Tag Archives: mannitol

When To Give Mannitol

Patients with severe head injury need all the help they can get. Mannitol is one tool that is time-tested and cheap. But how do you decide who gets it and when?

Mannitol is a powerful osmotic diuretic that pulls extracellular water from everywhere, including the brain. By reducing the size of the brain overall, it drops pressure inside the skull (ICP) somewhat.

Mannitol can be used anytime during the acute phase of trauma care for three indications in patients with head trauma:

  • Focal neurologic deficit.

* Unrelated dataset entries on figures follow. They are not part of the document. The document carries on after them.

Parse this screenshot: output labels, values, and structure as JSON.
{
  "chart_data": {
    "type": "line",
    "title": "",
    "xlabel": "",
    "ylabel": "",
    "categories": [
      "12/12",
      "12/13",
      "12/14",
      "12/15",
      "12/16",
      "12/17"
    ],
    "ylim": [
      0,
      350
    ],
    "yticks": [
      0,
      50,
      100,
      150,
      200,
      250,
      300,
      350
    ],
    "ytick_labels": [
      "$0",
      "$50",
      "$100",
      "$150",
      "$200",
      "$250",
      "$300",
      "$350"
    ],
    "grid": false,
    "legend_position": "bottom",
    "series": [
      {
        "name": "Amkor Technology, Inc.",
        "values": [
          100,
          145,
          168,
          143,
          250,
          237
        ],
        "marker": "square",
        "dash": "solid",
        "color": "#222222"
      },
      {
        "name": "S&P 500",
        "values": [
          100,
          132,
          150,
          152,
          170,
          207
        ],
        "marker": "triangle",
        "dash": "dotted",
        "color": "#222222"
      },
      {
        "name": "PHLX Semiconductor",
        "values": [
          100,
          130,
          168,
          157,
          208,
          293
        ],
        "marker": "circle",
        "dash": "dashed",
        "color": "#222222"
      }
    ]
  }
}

This is due to transtorial herniation, and may manifest clinically as unilateral pupil dilation or hemiparesis. It may also be seen on CT scan.
  • Progressive neurologic deterioration. This is typical of rising ICP and can be diagnosed when your previously talking patient becomes lethargic.
  • Clinical evidence of high ICP. This is the Cushing response (hypertension with bradycardia). Do not treat this hypertension with other meds, it is a brain protective mechanism!

The literature does not have any good studies that show effectiveness or survival benefit. However, most trauma professionals have seen the dramatic improvement in neurologic status that can occur after early administration.

Bottom line: Mannitol is cheap and it works! Consider it early if any of the three indications above are seen. And don’t forget to put a urinary catheter in immediately because the diuresis that it causes is impressive. And no studies thus far have been able to prove that hypertonic saline is any better or worse than mannitol.